June 26, 2026
Original Analysis

Americans Are Spending More, but Their Savings Are Quietly Disappearing

May’s economic data tells a story that sounds good on the surface but gets more complicated the closer you look. The Bureau of Economic Analysis (BEA) released its report Friday showing personal income climbed 0.7 percent last month, adding $181.6 billion, with disposable income rising by that same margin. Americans didn’t sit on that extra cash, with personal consumption expenditures (PCE) surging $156.1 billion, also up 0.7 percent. But once you strip out inflation, real spending only gained 0.3 percent (a reminder that rising prices are quietly chipping away at purchasing power even as the headline numbers look strong).

Inflation isn’t going away quietly. The PCE price index rose 0.4 percent from April and sits 4.1 percent above where it was a year ago. Strip out food and energy and the core reading comes in at 3.4 percent. Both figures are well above the Federal Reserve’s 2 percent target, and notably, they’ve accelerated for two consecutive months now. Worth mentioning: the BEA also revised historical numbers related to legal services inflation (a quiet tweak that can shift the narrative even though it changes nothing about what people actually feel paying for groceries). With the central bank locked into a “data-dependent” approach, a print like this makes any near-term rate cut conversation significantly harder.

Meanwhile, households are keeping up their spending, just not from a position of strength. Total personal outlays, which includes interest and transfer payments, climbed nearly $160 billion. But savings landed at only $704.2 billion, putting the personal saving rate at 3.0 percent of disposable income. That’s hovering near the lows recorded before the 2008 financial crisis, and history shows that thin savings buffers leave families exposed when credit conditions tighten. On the spending breakdown, goods purchases rose $61.8 billion while services added $94.3 billion, continuing the familiar post-pandemic shift toward travel, healthcare, and entertainment.
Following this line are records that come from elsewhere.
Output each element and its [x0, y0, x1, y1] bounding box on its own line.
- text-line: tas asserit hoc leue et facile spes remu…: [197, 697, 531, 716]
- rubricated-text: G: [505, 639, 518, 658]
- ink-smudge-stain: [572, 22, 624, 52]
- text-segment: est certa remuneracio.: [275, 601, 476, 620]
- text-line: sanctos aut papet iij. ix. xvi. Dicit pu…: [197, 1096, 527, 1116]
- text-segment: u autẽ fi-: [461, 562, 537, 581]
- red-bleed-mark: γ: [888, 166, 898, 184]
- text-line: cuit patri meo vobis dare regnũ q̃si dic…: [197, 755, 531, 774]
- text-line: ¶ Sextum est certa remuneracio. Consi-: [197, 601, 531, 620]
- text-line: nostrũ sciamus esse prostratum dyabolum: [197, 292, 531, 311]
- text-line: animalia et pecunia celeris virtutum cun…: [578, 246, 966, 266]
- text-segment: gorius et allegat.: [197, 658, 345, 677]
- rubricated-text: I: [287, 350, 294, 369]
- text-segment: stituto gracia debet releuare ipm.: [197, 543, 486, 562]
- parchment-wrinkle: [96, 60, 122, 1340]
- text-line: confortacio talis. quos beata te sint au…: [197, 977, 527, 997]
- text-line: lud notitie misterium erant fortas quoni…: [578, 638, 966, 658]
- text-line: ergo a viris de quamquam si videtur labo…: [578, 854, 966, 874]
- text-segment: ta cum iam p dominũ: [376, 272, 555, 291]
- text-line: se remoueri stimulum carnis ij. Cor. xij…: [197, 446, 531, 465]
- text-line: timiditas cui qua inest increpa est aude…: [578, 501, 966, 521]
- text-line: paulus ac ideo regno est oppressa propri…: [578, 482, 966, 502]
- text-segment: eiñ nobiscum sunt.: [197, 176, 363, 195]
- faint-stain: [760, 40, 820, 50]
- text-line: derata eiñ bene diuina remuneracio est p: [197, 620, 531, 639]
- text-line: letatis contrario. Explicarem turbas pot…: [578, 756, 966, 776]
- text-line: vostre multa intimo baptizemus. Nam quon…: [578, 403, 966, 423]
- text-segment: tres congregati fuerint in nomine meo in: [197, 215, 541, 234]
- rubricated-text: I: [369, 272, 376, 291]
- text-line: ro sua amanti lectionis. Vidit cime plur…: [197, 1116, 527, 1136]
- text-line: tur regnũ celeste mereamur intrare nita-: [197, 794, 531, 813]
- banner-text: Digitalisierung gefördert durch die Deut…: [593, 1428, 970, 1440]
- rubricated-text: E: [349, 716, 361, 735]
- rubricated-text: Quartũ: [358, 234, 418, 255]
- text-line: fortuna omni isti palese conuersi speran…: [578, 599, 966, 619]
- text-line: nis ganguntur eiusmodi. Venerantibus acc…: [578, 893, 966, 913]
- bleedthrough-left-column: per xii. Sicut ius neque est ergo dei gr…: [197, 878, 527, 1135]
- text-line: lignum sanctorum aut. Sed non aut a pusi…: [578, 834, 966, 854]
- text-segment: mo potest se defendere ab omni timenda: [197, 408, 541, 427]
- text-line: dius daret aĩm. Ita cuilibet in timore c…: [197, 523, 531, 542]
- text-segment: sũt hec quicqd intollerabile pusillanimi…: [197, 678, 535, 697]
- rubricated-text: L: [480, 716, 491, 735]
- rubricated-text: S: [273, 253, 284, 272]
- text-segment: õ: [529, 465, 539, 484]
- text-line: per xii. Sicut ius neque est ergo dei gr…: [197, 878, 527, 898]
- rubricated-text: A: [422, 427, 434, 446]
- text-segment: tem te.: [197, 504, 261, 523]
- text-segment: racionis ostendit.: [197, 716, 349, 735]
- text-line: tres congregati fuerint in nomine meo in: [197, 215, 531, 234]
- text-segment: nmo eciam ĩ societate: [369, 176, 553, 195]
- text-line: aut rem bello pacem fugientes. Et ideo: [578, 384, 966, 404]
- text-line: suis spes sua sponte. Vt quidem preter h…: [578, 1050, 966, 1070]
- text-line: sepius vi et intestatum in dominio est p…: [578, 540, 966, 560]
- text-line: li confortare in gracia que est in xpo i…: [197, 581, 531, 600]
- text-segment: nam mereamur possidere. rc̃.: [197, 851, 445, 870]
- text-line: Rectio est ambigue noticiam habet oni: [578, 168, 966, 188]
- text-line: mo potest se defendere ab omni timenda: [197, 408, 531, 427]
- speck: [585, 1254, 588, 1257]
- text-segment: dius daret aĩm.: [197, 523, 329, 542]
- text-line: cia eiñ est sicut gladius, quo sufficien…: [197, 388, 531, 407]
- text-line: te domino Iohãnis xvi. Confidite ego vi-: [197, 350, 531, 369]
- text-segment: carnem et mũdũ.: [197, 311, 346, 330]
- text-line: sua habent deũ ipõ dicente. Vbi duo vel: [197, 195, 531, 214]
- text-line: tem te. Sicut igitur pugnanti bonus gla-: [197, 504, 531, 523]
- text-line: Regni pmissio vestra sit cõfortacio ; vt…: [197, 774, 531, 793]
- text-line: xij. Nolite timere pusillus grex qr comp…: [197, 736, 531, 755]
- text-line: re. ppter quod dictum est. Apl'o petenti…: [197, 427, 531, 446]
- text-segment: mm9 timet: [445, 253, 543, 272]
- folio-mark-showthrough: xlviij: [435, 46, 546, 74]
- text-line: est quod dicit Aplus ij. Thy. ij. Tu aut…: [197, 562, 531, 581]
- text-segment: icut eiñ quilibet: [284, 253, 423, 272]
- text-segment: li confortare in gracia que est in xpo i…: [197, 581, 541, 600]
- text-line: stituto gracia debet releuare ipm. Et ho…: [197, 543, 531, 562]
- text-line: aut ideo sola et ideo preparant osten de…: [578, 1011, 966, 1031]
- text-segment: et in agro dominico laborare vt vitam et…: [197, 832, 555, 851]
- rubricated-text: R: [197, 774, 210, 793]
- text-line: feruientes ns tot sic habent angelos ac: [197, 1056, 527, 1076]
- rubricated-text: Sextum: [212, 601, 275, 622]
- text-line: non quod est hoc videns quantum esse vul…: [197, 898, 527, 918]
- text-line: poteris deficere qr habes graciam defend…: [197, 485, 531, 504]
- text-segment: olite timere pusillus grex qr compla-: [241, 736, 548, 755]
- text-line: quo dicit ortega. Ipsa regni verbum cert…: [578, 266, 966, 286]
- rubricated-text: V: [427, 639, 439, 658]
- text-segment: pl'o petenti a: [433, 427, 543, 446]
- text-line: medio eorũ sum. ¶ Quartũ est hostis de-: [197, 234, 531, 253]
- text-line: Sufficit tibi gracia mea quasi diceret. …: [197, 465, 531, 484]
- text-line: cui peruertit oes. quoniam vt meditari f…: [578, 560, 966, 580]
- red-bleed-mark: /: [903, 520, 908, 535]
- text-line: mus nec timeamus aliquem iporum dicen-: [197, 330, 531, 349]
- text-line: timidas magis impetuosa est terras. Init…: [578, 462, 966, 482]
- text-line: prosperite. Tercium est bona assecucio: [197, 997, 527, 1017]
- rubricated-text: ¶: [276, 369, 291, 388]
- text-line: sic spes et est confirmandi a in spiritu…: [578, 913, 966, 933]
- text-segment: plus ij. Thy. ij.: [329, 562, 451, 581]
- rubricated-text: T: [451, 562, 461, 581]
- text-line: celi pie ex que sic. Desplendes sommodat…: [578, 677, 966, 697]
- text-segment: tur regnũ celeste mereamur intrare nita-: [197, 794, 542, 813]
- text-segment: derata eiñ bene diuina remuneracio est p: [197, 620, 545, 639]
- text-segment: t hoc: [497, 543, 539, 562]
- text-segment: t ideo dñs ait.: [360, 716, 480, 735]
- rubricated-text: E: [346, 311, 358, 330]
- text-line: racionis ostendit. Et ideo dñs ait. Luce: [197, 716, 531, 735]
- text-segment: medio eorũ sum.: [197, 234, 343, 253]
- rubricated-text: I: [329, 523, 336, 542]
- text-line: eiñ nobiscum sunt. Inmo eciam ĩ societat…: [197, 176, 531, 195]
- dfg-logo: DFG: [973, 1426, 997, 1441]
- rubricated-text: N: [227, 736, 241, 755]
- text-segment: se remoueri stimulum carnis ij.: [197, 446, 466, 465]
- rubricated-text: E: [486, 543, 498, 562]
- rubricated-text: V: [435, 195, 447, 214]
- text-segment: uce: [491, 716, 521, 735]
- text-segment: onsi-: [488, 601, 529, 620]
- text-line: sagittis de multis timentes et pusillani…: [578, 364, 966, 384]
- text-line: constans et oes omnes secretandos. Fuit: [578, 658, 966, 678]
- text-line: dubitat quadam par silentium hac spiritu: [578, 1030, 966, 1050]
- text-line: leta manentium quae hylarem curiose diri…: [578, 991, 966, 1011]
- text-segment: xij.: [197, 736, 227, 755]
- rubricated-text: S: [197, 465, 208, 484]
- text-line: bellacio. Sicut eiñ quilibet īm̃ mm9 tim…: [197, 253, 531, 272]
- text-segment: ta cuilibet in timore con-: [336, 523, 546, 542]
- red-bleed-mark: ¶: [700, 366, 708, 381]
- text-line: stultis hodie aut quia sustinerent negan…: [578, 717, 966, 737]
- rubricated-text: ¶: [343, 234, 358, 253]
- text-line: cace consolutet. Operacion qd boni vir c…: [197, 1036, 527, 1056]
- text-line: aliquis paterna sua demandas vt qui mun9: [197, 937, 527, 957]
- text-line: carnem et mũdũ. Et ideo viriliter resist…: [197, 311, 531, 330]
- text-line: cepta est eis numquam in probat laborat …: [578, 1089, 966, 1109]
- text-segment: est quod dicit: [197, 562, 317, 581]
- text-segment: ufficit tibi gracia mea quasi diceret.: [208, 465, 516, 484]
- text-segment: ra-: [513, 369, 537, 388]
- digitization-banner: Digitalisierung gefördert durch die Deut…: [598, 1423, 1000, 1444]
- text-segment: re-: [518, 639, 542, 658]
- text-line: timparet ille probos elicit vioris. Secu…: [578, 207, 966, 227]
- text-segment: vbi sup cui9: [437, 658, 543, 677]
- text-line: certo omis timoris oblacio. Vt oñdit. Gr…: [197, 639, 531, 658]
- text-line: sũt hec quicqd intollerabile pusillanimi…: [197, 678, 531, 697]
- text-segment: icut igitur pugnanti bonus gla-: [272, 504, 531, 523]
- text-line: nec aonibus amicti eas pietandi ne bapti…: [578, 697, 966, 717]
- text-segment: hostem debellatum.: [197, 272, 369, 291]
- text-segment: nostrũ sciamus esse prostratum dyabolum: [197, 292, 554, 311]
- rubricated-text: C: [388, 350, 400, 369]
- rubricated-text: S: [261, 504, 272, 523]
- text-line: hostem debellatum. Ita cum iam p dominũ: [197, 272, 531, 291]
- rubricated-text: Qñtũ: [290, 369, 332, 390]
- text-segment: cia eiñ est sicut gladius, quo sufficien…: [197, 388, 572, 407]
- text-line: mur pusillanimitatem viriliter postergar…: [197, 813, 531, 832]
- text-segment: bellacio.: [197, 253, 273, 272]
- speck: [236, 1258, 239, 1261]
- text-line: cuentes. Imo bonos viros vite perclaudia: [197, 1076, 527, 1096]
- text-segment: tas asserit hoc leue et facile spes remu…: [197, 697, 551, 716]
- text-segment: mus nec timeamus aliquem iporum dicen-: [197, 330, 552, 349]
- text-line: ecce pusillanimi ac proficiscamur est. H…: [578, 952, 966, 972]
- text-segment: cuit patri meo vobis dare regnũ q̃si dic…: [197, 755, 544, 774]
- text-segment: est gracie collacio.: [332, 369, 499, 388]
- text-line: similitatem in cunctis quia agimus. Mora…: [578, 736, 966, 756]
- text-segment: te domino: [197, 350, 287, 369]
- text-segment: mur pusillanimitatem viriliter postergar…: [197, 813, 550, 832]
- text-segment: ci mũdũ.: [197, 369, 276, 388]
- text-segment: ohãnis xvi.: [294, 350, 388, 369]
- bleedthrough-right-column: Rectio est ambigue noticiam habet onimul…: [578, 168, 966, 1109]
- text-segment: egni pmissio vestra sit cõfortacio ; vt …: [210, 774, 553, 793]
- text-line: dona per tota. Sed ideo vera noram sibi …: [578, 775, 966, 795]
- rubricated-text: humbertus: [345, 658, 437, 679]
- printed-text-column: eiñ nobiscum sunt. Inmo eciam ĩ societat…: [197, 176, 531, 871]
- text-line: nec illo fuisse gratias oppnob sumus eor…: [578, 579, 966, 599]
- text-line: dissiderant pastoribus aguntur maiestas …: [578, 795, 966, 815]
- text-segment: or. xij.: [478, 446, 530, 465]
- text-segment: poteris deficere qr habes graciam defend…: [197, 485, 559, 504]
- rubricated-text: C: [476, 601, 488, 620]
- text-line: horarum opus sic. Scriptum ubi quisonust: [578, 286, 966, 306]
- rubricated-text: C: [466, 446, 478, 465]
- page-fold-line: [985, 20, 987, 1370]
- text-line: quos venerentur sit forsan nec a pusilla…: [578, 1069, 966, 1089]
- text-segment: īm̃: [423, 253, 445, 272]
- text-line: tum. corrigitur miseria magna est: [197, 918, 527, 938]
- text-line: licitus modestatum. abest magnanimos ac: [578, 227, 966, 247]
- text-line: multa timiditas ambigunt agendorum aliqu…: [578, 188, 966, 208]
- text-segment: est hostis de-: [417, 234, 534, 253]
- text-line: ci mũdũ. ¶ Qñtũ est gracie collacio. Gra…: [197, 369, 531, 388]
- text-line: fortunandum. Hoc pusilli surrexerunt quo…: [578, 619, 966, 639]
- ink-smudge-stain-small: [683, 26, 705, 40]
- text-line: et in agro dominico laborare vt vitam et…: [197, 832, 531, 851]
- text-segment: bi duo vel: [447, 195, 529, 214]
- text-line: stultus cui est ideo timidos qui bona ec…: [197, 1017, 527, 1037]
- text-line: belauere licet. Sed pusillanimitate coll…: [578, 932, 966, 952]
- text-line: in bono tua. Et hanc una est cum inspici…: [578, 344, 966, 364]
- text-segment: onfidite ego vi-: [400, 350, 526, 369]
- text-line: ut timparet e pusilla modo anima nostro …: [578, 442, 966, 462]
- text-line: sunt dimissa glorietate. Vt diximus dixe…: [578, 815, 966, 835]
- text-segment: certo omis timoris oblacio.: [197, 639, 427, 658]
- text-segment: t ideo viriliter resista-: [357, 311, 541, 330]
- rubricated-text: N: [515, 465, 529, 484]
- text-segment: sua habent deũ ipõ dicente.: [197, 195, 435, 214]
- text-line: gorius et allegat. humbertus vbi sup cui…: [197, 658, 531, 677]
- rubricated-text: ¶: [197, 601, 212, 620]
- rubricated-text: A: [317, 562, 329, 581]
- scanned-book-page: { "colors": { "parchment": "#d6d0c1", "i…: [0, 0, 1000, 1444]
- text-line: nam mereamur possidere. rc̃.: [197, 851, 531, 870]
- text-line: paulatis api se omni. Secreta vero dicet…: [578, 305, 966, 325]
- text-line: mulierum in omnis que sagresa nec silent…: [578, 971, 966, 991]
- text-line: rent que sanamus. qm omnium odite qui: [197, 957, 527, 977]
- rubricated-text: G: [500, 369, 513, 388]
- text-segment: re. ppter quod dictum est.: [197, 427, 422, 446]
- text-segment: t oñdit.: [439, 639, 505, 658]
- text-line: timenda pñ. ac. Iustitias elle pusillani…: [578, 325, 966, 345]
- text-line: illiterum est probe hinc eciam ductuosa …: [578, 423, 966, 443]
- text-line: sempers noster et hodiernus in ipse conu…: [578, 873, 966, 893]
It’s also worth noting that May’s income gains weren’t entirely organic. A meaningful portion came from a second wave of Supplemental Disaster Relief Program payments tied to the American Relief Act of 2025, which temporarily padded farm proprietors’ incomes. Private-sector wages did improve as well, but the persistent gap between what people earn on paper and what rising prices are doing to real wages raises a fair question: how long can consumer spending outpace inflation without a genuine productivity boost? These aren’t market forces at work so much as government support propping up the figures.